Bilancio e contabilità pubblica - Legge di stabilità 2015 - Contenimento della spesa pubblica - Previsto concorso delle Province e delle Città metropolitane attraverso la riduzione della spesa corrente a decorrere dal 2015 e l'obbligo di versamento ad apposito capitolo di entrata del bilancio dello Stato di un ammontare di pari importo - Esclusione del versamento per le Province che risultano in dissesto alla data del 15 ottobre 2014 - Ricorso della Regione Veneto - Asserita discriminazione tra enti territoriali - Insussistenza - Non fondatezza della questione.
Non è fondata la questione di legittimità costituzionale dell'art.1, comma 418, della legge 23 dicembre 2014, n. 190, impugnato dalla Regione Veneto, in riferimento agli artt. 3, 117 e 119 Cost., nella parte in cui - disciplinando il concorso delle province e delle città metropolitane al contenimento della spesa pubblica mediante la riduzione della spesa corrente - esclude dall'obbligo del versamento dei corrispondenti importi le province in stato di dissesto dalla data del 14 ottobre 2014. Invero, il terzo periodo del comma 418 è estraneo alla logica della perequazione, che presuppone un'azione di redistribuzione della ricchezza e di riduzione degli squilibri fra gli enti territoriali, attraverso o un'erogazione di risorse specificamente rivolta agli enti più deboli (in base all'art. 119, commi terzo e quinto, Cost.) o una minor erogazione rivolta agli enti più "ricchi". La norma impugnata, invece, non ha una funzione riequilibratrice delle risorse destinate alle province, ma incide su flussi che scorrono in senso contrario, cioè dagli enti di area vasta al bilancio statale, in corrispondenza a una riduzione delle spese provinciali.
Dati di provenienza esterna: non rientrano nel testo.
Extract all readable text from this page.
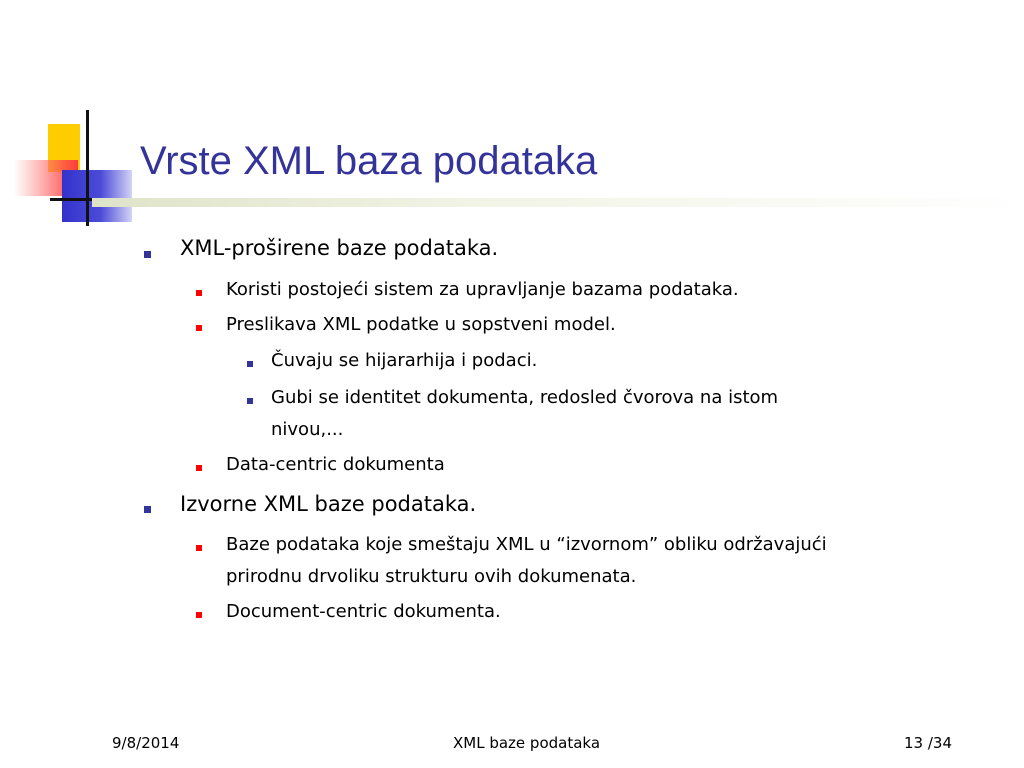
Vrste XML baza podataka

XML-proširene baze podataka.

Koristi postojeći sistem za upravljanje bazama podataka.

Preslikava XML podatke u sopstveni model.

Čuvaju se hijararhija i podaci.

Gubi se identitet dokumenta, redosled čvorova na istom

nivou,...

Data-centric dokumenta

Izvorne XML baze podataka.

Baze podataka koje smeštaju XML u “izvornom” obliku održavajući

prirodnu drvoliku strukturu ovih dokumenata.

Document-centric dokumenta.

9/8/2014	XML baze podataka	13 /34
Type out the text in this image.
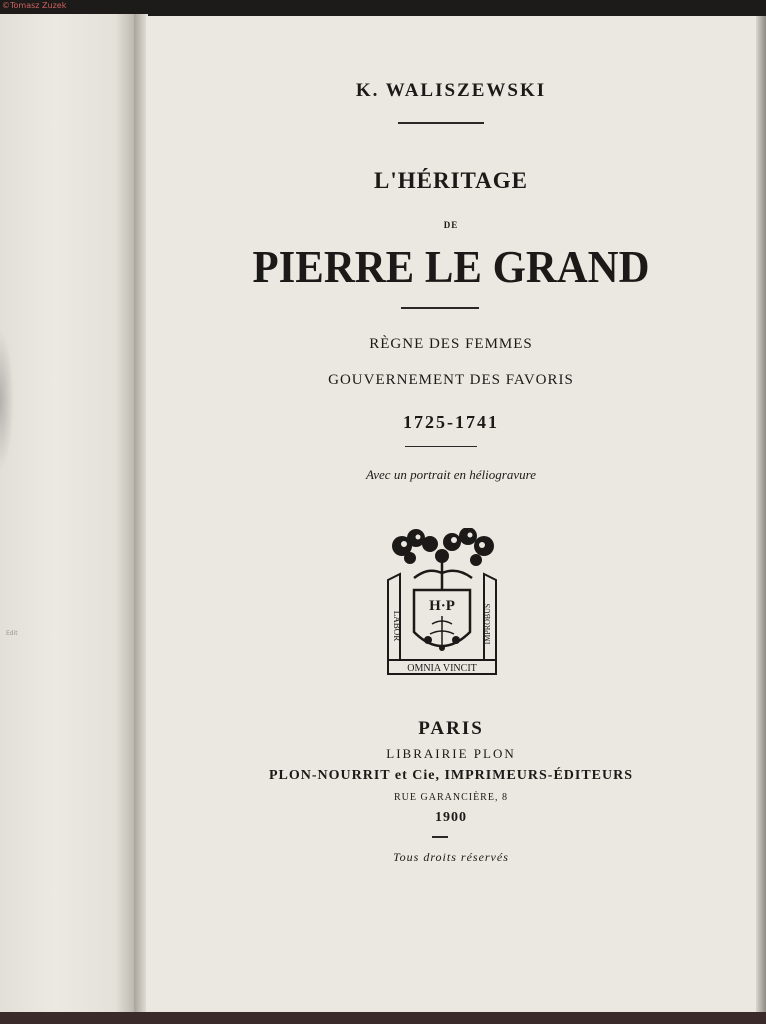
©Tomasz Zuzek
Edit
K. WALISZEWSKI
L'HÉRITAGE
DE
PIERRE LE GRAND
RÈGNE DES FEMMES
GOUVERNEMENT DES FAVORIS
1725-1741
Avec un portrait en héliogravure
H·P
LABOR	IMPROBUS
OMNIA VINCIT
PARIS
LIBRAIRIE PLON
PLON-NOURRIT et Cie, IMPRIMEURS-ÉDITEURS
RUE GARANCIÈRE, 8
1900
Tous droits réservés
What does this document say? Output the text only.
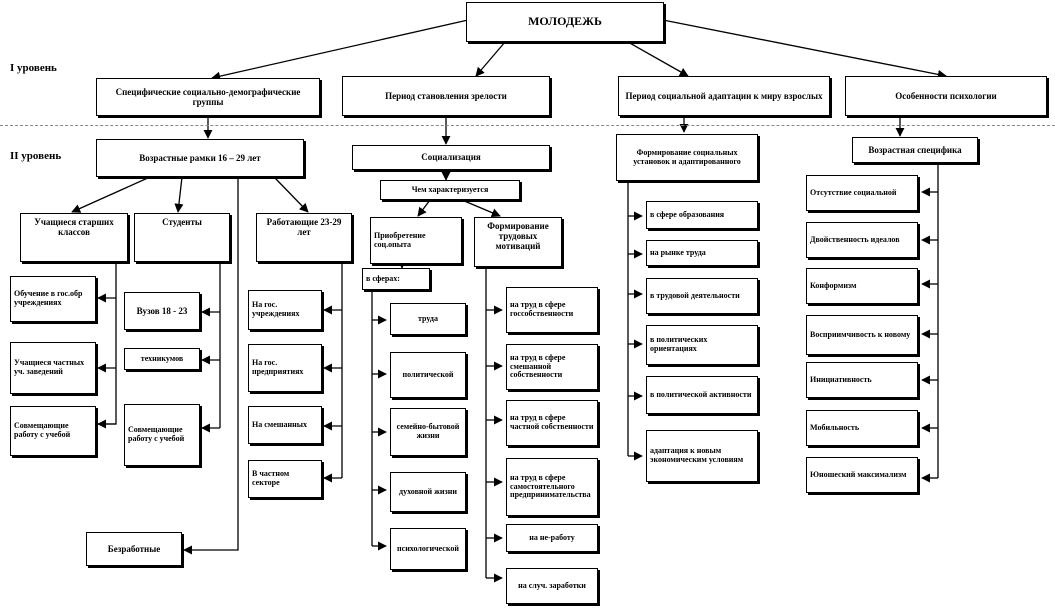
МОЛОДЕЖЬ
I уровень
II уровень
Специфические социально-демографические группы
Период становления зрелости	Период социальной адаптации к миру взрослых	Особенности психологии
Возрастные рамки 16 – 29 лет
Учащиеся старших классов
Студенты	Работающие 23-29 лет
Обучение в гос.обр учреждениях
Учащиеся частных уч. заведений
Совмещающие работу с учебой
Вузов 18 - 23
техникумов
Совмещающие работу с учебой
На гос. учреждениях
На гос. предприятиях
На смешанных
В частном секторе
Безработные
Социализация
Чем характеризуется
Приобретение соц.опыта
Формирование трудовых мотиваций
в сферах:
труда
политической
семейно-бытовой жизни
духовной жизни
психологической
на труд в сфере госсобственности
на труд в сфере смешанной собственности
на труд в сфере частной собственности
на труд в сфере самостоятельного предпринимательства
на не-работу
на случ. заработки
Формирование социальных установок и адаптированного
в сфере образования
на рынке труда
в трудовой деятельности
в политических ориентациях
в политической активности
адаптация к новым экономическим условиям
Возрастная специфика
Отсутствие социальной
Двойственность идеалов
Конформизм
Восприимчивость к новому
Инициативность
Мобильность
Юношеский максимализм
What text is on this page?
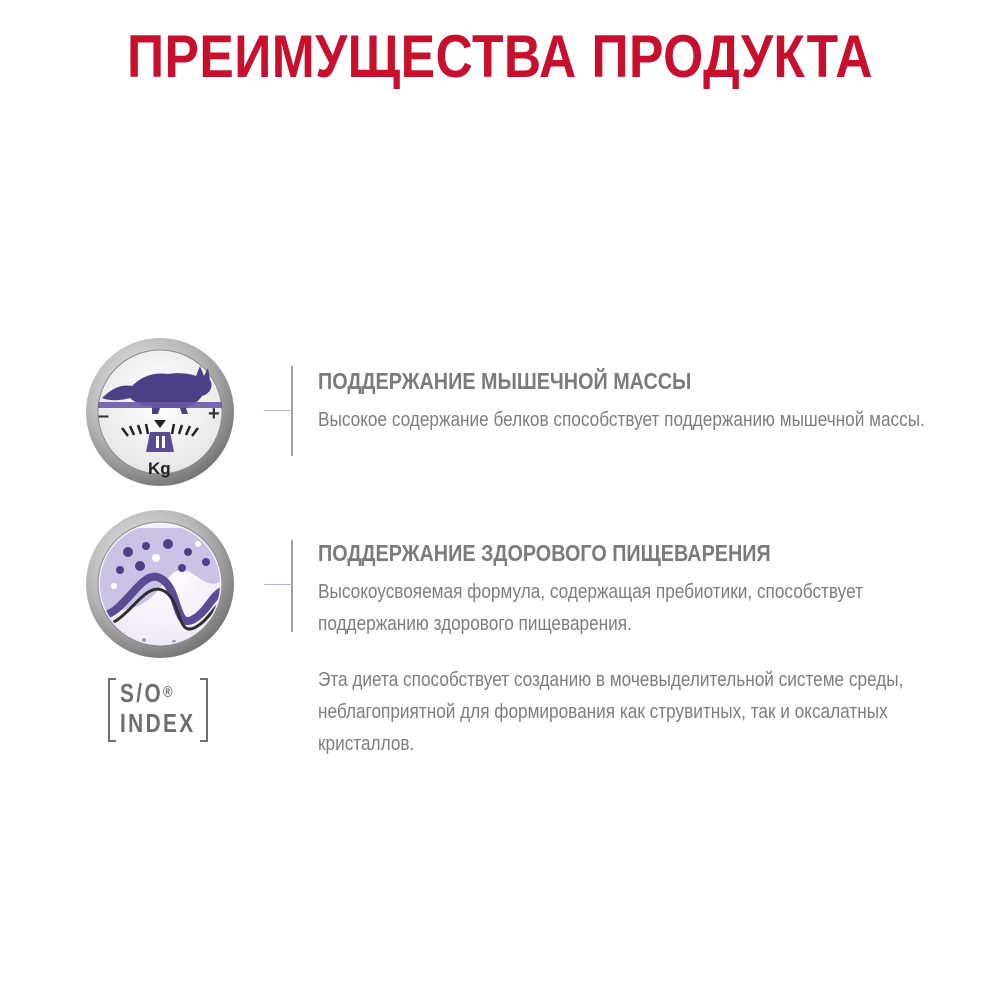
ПРЕИМУЩЕСТВА ПРОДУКТА
–	+
Kg
ПОДДЕРЖАНИЕ МЫШЕЧНОЙ МАССЫ
Высокое содержание белков способствует поддержанию мышечной массы.
ПОДДЕРЖАНИЕ ЗДОРОВОГО ПИЩЕВАРЕНИЯ
Высокоусвояемая формула, содержащая пребиотики, способствует поддержанию здорового пищеварения.
S/O®
INDEX
Эта диета способствует созданию в мочевыделительной системе среды, неблагоприятной для формирования как струвитных, так и оксалатных кристаллов.
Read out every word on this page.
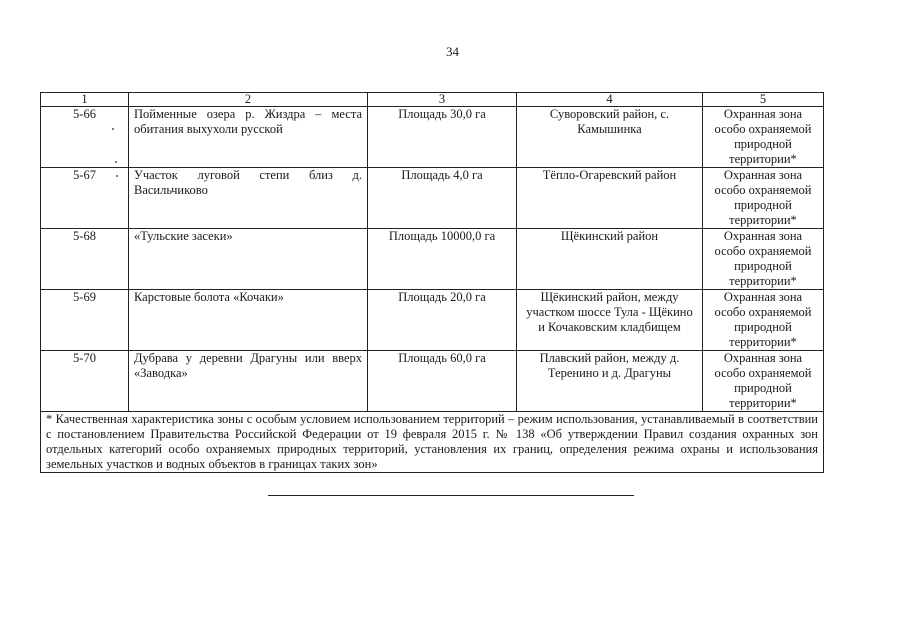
34
1	2	3	4	5
5-66	Пойменные озера р. Жиздра – места обитания выхухоли русской	Площадь 30,0 га	Суворовский район, с. Камышинка	Охранная зона особо охраняемой природной территории*
5-67	Участок луговой степи близ д. Васильчиково	Площадь 4,0 га	Тёпло-Огаревский район	Охранная зона особо охраняемой природной территории*
5-68	«Тульские засеки»	Площадь 10000,0 га	Щёкинский район	Охранная зона особо охраняемой природной территории*
5-69	Карстовые болота «Кочаки»	Площадь 20,0 га	Щёкинский район, между участком шоссе Тула - Щёкино и Кочаковским кладбищем	Охранная зона особо охраняемой природной территории*
5-70	Дубрава у деревни Драгуны или вверх «Заводка»	Площадь 60,0 га	Плавский район, между д. Теренино и д. Драгуны	Охранная зона особо охраняемой природной территории*
* Качественная характеристика зоны с особым условием использованием территорий – режим использования, устанавливаемый в соответствии с постановлением Правительства Российской Федерации от 19 февраля 2015 г. № 138 «Об утверждении Правил создания охранных зон отдельных категорий особо охраняемых природных территорий, установления их границ, определения режима охраны и использования земельных участков и водных объектов в границах таких зон»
L'esclusione delle province in dissesto si fonda sulla oggettiva impossibilità, per queste, di versare risorse allo Stato e sul presumibile pregiudizio che la loro mancata esclusione arrecherebbe alla comunità provinciale.
Sui meccanismi di perequazione previsti dall'art. 119 Cost., v. la citata sentenza n. 79/2014.
Per l'affermazione che la necessità di uniformità delle norme di coordinamento della finanza pubblica, si vedano le citate sentenze nn. 176/2012 e 284/2009.